The PIK3CA oncogene has been the target of intense research scrutiny for decades. Remarkably, though, a new paper in Science today reports completely novel findings about compound mutations that are associated with patients who respond extremely well to targeted therapies. While more studies are needed, this work has important implications for delivering treatment to patients with breast cancer and other common cancers.

Neil Vasan

“Double PIK3CA mutations in cis increase oncogenicity and sensitivity to PI3Kα inhibitors” comes from lead author Neil Vasan, senior authors Maurizio Scaltriti and José Baselga, and collaborators at Memorial Sloan Kettering Cancer Center, the Icahn School of Medicine at Mount Sinai, one pharma company, and other institutions. The project emerged from follow-up studies of a breast cancer patient previously identified as a super-responder to the targeted PI3Kα inhibitor alpelisib. It turned out the patient had double PIK3CA mutations, so scientists embarked on an effort to find out whether that mattered for response to treatment — and what they learned could change how oncologists approach therapy selection.
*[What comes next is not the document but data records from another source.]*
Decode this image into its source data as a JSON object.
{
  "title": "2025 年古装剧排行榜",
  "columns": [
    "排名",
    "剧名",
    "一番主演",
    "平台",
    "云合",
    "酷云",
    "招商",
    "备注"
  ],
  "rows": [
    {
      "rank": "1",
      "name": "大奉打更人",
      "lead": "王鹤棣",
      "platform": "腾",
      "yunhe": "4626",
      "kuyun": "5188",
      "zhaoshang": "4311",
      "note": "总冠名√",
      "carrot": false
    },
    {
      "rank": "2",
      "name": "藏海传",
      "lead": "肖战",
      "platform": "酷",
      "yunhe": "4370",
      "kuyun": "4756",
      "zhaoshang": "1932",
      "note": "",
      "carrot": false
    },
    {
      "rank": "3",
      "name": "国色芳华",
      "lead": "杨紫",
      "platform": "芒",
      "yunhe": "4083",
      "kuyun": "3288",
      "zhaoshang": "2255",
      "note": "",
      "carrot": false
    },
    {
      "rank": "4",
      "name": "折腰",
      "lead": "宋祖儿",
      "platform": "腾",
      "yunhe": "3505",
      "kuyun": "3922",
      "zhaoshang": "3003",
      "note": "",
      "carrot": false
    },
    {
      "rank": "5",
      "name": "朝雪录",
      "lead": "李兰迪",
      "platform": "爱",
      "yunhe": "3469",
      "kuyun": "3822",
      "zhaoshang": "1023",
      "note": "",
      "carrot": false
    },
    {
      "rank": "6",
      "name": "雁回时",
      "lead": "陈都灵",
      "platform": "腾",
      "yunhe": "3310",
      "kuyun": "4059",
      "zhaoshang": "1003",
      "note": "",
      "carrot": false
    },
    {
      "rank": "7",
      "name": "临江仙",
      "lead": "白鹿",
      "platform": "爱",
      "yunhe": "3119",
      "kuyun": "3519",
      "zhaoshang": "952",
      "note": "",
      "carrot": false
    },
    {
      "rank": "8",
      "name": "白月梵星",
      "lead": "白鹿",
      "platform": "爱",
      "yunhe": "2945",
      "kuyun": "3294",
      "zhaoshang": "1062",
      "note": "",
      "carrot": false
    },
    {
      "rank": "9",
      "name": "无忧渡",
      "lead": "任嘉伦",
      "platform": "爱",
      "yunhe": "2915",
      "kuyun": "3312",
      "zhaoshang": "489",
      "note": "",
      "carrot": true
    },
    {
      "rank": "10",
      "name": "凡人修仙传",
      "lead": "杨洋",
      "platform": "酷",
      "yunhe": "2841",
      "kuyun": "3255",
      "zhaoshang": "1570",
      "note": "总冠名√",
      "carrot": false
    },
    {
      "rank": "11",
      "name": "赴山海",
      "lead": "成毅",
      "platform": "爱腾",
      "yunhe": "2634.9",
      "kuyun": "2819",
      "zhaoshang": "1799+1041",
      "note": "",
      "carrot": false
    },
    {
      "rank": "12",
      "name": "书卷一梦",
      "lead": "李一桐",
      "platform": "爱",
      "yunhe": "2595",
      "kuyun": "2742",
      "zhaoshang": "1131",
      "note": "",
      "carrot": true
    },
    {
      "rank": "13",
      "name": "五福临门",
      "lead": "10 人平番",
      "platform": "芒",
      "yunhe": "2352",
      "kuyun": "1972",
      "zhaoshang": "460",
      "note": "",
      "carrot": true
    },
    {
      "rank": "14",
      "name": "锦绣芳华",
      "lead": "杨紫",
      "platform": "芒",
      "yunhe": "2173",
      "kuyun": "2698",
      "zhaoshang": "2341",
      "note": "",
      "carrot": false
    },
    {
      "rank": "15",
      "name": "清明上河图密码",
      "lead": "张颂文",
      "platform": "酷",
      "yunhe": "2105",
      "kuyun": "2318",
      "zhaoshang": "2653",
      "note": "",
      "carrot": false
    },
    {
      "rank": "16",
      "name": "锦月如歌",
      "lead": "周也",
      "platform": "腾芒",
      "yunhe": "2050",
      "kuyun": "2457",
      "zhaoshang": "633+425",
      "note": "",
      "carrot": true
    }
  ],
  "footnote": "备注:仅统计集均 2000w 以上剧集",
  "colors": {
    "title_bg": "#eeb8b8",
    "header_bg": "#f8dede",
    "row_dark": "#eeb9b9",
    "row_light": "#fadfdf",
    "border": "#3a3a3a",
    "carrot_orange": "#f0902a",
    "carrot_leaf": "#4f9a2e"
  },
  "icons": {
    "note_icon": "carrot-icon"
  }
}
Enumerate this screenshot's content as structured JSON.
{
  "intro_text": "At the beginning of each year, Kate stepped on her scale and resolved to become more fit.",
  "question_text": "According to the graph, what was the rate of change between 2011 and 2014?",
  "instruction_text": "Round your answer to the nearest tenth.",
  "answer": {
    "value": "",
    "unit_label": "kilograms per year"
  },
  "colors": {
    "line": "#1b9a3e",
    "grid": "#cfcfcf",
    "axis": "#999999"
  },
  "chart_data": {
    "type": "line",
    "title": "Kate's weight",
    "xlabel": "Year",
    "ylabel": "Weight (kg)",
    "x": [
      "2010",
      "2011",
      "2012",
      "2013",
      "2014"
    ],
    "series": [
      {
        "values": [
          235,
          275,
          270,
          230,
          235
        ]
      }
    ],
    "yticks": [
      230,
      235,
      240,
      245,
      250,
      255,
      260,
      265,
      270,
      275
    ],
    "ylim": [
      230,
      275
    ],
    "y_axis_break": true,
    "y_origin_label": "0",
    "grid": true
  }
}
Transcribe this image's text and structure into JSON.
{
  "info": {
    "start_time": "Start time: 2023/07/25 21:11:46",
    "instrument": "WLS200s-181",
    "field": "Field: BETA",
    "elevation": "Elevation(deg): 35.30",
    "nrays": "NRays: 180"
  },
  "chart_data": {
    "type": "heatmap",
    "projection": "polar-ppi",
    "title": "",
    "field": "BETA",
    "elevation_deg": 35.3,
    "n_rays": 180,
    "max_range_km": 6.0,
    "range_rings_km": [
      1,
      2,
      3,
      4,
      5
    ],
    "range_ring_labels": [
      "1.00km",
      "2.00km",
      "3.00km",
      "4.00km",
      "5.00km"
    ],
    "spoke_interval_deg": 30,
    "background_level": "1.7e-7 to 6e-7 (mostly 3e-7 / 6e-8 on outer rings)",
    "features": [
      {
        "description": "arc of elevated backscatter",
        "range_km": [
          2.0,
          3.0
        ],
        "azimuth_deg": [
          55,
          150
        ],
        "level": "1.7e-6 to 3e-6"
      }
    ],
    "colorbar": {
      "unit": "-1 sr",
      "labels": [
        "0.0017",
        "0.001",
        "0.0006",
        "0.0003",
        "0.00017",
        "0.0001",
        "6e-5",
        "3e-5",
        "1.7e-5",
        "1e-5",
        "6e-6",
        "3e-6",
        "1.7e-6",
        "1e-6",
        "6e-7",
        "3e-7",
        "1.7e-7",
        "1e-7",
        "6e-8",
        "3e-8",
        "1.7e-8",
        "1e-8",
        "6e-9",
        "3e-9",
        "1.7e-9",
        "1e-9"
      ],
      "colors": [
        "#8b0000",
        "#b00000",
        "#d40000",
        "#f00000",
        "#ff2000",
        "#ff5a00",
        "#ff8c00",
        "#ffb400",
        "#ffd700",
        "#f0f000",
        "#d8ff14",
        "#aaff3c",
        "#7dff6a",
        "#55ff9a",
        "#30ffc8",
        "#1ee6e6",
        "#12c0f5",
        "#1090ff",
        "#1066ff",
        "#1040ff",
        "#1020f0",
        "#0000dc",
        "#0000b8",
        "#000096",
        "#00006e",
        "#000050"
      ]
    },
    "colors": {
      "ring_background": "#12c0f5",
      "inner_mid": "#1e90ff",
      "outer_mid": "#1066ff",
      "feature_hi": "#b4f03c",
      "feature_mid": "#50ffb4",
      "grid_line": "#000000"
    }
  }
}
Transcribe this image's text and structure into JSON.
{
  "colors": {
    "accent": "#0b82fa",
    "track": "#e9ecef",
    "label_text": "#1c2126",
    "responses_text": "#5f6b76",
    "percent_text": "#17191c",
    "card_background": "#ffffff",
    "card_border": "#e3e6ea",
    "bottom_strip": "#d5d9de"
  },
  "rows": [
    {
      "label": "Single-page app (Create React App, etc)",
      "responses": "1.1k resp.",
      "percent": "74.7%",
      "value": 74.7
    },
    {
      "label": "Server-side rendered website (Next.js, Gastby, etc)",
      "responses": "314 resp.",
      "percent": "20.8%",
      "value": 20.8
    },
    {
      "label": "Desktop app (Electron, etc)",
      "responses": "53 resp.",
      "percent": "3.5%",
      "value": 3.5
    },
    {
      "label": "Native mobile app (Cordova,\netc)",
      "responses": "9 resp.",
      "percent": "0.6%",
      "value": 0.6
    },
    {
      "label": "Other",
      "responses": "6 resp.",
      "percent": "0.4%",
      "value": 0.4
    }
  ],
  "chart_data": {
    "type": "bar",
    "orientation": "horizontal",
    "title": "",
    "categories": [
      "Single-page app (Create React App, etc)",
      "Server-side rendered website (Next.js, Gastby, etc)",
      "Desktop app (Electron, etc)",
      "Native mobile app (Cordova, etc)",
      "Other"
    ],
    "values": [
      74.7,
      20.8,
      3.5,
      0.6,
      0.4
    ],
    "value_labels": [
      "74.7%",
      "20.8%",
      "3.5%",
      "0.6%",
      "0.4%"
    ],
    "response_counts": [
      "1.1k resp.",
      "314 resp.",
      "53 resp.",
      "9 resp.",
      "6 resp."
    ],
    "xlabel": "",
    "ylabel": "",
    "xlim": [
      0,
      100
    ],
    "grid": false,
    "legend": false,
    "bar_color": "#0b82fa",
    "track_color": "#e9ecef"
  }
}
As it turns out, multiple PIK3CA mutations are far more common than expected; the vast majority are double mutations. Researchers detected them across a wide variety of cohorts in 12% to 15% of breast cancers and other types of cancer. Previously, that number was believed to be less than 1%.
According to the authors, that discrepancy can be attributed to the approaches traditionally used to analyze PIK3CA mutations in cancer genomes. “The common practice of sequencing only certain single-nucleotide variants or some but not all exons across a gene likely underestimates the frequency of multiple mutations in PIK3CA mutant cancers,” Vasan et al. write. 
For this project, scientists deployed SMRT Sequencing to analyze the full PIK3CA gene, which not only gave them more complete information, but also allowed them to phase mutations and determine when the double mutations occurred in the same allele. “Establishing their allelic configuration is important because cis mutations would result in a single protein with two mutations, whereas trans mutations would result in two proteins with separate individual mutations, and these could have different functional consequences,” the team notes. 
But proving the mutations occurred in cis was no easy task. “To study the allelic configuration of double mutations, we faced several technical hurdles based on our observation that the most frequent double PIK3CA mutants are located far apart in genomic DNA.” This meant that short-read and even Sanger sequencing could not span the distance. It also meant that analyzing degraded DNA from FFPE samples would not support the kind of full-length sequence that was required. Researchers went back to patients and collected new samples that were frozen prior to sequencing. With those samples and long PacBio reads, scientists were able to distinguish patients with cis versus trans mutations.
“The overall consequence of these cis mutations is a phenotype of enhanced oncogenicity and greater sensitivity to PI3Ka inhibitors,” the team writes. “Our findings provide a rationale for testing whether patients with multiple–PIK3CA-mutant tumors are markedly sensitive to PI3Kα inhibitors.”
We caught up with Vasan shortly before this publication was released and asked him about the implications of these findings. “This gene has been so well studied for decades, it’s humbling that we found something new,” he told us. “In the cancer sequencing field, I think that we’ve hit a plateau in terms of single nucleotide variation. From a discovery point of view, we need to focus on higher-order interactions such as these double mutations.”